The best way the government can reduce the overreliance on loans and also reduce the public sector debt is to increase domestic revenue mobilization, Director of the Institute of Social, Statistical and Economic Research (ISSER) of the University of Ghana, Professor Peter Quartey, has said.
Prof Quartey was cautiously optimistic that Ghana will be able to reduce its debt in the next two to three years owing to the measures introduced by the GRA.
He explained on the Business Focus Programme on TV3 Monday April 19 that this is due to the measures introduced by the Ghana Revenue Authority (GRA) to maximize domestic revenue mobilization.
He told host Alfred Ocansey that “At the moment our revenue to GDP ratio is below the threshold. Unless we show commitment to enhance our revenue generation we will continue to be in this kind of situation.

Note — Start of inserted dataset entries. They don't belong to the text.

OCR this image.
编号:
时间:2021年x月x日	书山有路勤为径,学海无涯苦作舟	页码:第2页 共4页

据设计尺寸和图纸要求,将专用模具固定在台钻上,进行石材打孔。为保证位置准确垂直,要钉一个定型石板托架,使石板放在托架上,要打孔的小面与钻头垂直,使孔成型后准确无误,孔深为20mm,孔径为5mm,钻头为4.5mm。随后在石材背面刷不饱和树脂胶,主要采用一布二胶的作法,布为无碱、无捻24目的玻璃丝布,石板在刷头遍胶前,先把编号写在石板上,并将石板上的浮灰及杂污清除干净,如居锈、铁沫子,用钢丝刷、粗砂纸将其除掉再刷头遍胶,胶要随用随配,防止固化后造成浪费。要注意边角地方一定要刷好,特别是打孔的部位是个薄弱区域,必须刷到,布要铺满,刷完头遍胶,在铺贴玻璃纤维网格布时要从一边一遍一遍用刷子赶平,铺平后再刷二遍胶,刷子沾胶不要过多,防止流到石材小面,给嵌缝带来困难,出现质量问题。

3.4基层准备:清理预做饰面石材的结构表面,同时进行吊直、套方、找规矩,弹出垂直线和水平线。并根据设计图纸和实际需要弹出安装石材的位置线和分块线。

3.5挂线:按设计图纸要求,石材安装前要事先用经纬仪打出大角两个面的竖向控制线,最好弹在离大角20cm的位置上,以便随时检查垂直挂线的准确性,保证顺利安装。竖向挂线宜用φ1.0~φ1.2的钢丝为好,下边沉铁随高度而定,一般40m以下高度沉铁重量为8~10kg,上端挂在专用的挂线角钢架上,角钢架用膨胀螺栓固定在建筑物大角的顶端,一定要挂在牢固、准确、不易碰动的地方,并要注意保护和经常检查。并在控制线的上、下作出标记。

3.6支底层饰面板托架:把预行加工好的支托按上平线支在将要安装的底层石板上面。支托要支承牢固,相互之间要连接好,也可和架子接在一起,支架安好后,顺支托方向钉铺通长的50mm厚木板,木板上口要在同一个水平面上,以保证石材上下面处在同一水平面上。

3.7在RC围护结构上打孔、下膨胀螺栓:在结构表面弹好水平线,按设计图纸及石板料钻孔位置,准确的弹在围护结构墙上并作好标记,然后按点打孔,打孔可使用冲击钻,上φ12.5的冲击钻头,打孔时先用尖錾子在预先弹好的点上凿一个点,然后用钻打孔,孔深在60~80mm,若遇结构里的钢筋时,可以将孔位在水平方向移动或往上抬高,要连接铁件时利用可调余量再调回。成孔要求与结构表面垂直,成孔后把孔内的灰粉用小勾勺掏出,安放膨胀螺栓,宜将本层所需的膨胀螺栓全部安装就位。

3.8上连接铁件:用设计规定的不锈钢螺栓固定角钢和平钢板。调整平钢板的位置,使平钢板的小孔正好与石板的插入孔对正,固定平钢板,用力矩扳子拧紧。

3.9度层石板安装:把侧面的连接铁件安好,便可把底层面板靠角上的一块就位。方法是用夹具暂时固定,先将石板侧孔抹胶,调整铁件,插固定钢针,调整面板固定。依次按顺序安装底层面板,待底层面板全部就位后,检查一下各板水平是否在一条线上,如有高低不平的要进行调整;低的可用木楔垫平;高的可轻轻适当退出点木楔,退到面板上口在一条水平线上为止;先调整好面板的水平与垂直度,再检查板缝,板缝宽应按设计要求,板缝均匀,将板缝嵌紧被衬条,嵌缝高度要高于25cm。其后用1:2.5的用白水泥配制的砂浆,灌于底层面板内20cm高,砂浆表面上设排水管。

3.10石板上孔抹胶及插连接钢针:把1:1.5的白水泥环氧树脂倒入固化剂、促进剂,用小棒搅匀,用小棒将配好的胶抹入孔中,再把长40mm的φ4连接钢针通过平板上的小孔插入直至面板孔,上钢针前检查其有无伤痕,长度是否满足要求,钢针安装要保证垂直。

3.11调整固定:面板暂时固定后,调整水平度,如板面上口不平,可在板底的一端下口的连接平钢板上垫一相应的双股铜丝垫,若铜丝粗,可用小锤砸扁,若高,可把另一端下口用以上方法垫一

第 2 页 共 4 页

“I have seen efforts on the part of GRA to do what I call digitization to minimize the human interface in terms of revenue generation. If we are able to sustain that and are successful then I am very sure that in the medium term, in the next two to three years, we will enhance our revenue generation and reduce our dependency on loans and our debt to GDP ratio will certainly come down.
“Debt to GDP is a combination of two factors, total debt stock and as well as gross domestic product. If we grow our GDP, the projection is that we are going to grow by 5 per cent. If we are able to do that as well as continually reduce our debt levels GDP ratio is likely to come down.
“So, I am cautiously optimistic that we might be able to reduce our debt to GDP ratio in the next two to three years.”
The 2021 budget statement presented to parliament by leader of government business Osei Kyei-Mensah-Bonsu said the total debt rose from 122billion in 2019 to 291.6billion as at the end of December 2020.
This deficit, according to the budget, includes the cost of the financial sector cleanup up.
Dr Lord Mensah, a senior lecturer at the University of Ghana Business School, has said a critical analysis of the budget statement for the 2021 fiscal year shows that Ghana’s debt situation has gone beyond the 76 per cent to record 85 per cent of Gross Domestic Product (GDP).
Speaking on the Key Points on TV3 Saturday March 27 in relation to the vetting of Finance Minister-designate Ken Ofori Atta, Dr Lord Mensah said “If you go through the interest payment that we are supposed to have , the financing gap we have created out of the budget is about 41billion and over which we are going to finance and then in the same budget it was stated that our debt stock was around 240 plus billion.
“If you put all these together and then you relate it to our GDP which is about 440plus billion , you will realize that we are heading towards about 85 per cent for more than the 76 per cent that has been put out.
“If you look at the budget we are hitting around 85 per cent. If you look at the recent statement that came from the World Bank they are projecting our debt by 2023 to be about 81 per cent of our GDP. I was not surprised.”
“If you underreport and in the end you turn around and tell them to pay something it will be difficult to explain that to them.
“So, reporting and fully reporting discourse is very important. When it comes to public service there is nothing like mandatory disclosure and then disclosure that you can hold on. For me, the more information you give out to the public the better it is for them to understand you when you are going out with your fiscal policies by introducing taxes. I think we should better in reporting.
“But I understand where the Finance Minister is coming from because , these are information that when it get out there people will be saying even our debt level is now 80 to 85 per cent but implicitly if you take the budget critically and you analyze , you will realize that the debt that we have in there as expected by end of the year is even more than 85 per cent of our GDP.”